The following is my very own perfected Trip List, starting with great trip tips. Since using this system, I have avoided many pounds of extra body fat, and have had much better vacations.

Healthy Eating Road Tips

If you’re driving for hours a day, eating high-fiber foods will help you with constipation. In the past, I have lowered my water intake to reduce bathroom breaks. Don’t do that. It will result in heartburn, constipation, and an overall crummy feeling. It’s worth the few extra minutes of pee-stops to feel good on your trip.

Keep napkins, snack foods, and water close at hand while driving. My passenger seat is a proverbial kitchen table when I’m on the road. I even cover the seat with a dish towel so I do not have to worry about food spills reducing the resale value of my car.

After shopping, find a picnic table at a highway rest stop and cut up some fruit, then mix in yogurt using your sealing bowl.

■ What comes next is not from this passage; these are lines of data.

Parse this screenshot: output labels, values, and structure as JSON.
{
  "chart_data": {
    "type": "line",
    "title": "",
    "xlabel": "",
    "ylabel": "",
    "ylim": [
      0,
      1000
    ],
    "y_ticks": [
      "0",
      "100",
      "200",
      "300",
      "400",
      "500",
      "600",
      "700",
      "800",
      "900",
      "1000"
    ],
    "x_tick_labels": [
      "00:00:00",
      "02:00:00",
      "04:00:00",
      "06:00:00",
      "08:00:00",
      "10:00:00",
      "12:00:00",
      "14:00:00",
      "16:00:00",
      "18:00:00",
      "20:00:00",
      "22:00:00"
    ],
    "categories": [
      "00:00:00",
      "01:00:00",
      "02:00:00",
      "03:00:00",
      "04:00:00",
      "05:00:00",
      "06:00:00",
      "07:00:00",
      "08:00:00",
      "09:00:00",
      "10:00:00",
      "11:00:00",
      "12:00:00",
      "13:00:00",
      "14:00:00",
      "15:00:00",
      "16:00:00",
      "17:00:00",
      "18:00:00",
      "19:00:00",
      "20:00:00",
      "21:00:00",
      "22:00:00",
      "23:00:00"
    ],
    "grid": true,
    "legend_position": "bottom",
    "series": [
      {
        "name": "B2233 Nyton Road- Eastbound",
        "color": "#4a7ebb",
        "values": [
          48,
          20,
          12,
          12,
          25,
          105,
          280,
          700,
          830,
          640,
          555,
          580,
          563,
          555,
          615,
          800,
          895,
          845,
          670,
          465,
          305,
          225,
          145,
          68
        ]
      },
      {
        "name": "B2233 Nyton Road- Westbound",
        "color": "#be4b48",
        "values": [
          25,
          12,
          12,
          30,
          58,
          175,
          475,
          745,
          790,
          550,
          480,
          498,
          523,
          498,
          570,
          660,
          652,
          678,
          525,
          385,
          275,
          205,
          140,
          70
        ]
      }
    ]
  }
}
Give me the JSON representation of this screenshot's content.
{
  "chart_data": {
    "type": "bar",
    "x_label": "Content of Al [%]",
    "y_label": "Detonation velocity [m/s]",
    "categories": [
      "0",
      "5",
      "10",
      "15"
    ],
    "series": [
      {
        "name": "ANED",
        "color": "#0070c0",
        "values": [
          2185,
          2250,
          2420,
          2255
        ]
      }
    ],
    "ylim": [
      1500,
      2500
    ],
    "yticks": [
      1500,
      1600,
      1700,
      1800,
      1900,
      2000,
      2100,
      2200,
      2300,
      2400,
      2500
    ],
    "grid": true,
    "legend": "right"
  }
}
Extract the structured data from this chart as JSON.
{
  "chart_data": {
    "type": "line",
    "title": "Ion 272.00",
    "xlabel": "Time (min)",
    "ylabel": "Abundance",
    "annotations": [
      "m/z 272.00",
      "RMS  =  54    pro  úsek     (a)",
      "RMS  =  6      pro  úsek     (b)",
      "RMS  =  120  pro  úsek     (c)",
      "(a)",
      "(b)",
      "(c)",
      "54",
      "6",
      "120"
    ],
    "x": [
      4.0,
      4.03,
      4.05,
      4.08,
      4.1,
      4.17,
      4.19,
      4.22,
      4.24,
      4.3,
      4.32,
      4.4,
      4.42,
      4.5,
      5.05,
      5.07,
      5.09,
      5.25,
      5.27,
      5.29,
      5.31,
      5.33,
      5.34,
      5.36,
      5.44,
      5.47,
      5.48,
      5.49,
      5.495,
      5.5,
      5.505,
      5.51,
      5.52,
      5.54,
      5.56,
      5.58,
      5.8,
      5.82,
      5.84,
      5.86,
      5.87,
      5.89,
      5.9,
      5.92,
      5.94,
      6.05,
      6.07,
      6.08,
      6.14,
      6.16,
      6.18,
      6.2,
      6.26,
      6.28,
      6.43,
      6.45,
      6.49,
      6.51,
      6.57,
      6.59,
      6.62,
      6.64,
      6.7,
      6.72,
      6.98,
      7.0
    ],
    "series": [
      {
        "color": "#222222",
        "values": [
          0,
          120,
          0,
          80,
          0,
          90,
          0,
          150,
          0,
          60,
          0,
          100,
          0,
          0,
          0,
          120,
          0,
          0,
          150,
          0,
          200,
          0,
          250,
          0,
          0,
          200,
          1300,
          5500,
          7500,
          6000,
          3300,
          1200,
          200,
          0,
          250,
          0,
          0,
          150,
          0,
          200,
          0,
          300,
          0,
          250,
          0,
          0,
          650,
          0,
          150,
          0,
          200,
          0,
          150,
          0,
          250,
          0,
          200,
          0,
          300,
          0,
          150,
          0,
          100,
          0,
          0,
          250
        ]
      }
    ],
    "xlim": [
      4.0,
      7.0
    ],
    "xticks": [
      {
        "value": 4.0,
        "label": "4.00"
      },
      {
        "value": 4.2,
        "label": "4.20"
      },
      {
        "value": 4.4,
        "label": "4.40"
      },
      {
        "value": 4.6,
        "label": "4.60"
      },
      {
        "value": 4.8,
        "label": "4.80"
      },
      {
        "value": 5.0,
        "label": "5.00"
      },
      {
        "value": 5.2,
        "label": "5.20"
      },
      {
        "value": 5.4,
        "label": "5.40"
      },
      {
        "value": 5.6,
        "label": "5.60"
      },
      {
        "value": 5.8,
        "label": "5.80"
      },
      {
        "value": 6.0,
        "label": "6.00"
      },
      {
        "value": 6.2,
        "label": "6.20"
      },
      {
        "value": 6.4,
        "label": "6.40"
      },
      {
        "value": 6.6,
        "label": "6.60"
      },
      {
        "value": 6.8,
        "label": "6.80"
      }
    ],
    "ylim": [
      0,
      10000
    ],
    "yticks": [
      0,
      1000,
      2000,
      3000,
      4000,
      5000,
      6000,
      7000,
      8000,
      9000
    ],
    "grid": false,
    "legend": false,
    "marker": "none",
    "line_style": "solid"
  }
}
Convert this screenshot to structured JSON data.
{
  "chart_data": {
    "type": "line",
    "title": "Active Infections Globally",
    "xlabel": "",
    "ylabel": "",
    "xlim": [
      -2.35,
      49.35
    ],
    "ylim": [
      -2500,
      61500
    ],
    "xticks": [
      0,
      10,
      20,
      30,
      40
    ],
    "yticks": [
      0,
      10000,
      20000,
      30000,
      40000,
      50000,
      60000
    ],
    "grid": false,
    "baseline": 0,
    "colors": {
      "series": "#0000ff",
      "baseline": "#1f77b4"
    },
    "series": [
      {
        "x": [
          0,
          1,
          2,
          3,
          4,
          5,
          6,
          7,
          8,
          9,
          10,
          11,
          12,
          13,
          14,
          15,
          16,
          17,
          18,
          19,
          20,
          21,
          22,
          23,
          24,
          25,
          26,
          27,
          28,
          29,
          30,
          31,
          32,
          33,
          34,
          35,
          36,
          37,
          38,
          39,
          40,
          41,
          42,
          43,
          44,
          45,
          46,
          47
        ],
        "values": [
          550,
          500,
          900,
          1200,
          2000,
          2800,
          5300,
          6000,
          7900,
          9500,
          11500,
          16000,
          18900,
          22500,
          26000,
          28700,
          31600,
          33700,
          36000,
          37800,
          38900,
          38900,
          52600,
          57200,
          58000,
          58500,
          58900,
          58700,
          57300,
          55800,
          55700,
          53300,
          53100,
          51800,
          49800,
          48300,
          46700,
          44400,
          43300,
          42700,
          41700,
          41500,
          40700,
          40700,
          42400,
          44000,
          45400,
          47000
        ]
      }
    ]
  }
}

This will keep at room temperature all day.

You can also create your own veggie salads. Never use nutritionally useless iceberg lettuce. When on the road, the most convenient salads are made from pre-washed spring mix. A dressing made from good oils like flax or hemp can be found in the health section of better grocers.

In a large zip-lock bag, mix raw nuts, seeds, and raisins together with a pinch of salt. Raw nuts and seeds rich in Omega 3 are walnuts, almonds, sunflower seeds, and pumpkin seeds. Now you have the healthiest and most filling snack food on the planet.

Most large supermarket chains now carry superfood smoothies, with ingredients like spirulina or wheatgrass juice. These foods are completely packed with nutrients, taste great, they're kid-friendly and quite filling. Read the ingredients carefully and make sure any juice you buy is 100% juice with no food coloring or sugar added.

When I’m back at the motel/hotel, I love to load up crackers with goat’s cream cheese and bruschetta, which is mostly seasoned, diced tomatoes and very low in calories. You can find premade bruschetta in better grocers. 

Two fast foods I can recommend are Wendy’s chili and Subway’s veggies and cheese on whole grain. As a teenager, I worked at Wendy’s and prepared their chili. All the fat is boiled out of the meat, it’s full of fiber and sustaining protein, and a large chili has a mere 220 calories. Subs have a split personality; they can either be very unhealthy and fattening (nitrate-high meat on white bread), or highly nutritious. The subs I order are loaded with veggies. You can even omit the cheese, making this a salad in a bun.

Treating yourself or your kids to snacks while stopping for gas is a fun part of traveling. A great trick to reducing all those extra empty calories is to stock up ahead of time on healthy treats. There are some pretty good cereal bars on the market. I’m a big fan of Clif bars. They have all-natural ingredients, the right balance of protein, fat and carbs, and come in lots of tasty flavors; my favorite is peanut butter chocolate. Grapes, bananas, apples, carrot sticks, juice, and cheese are all great choices. Lay an old blanket over the back seat to keep from worrying about how messy your kids are being.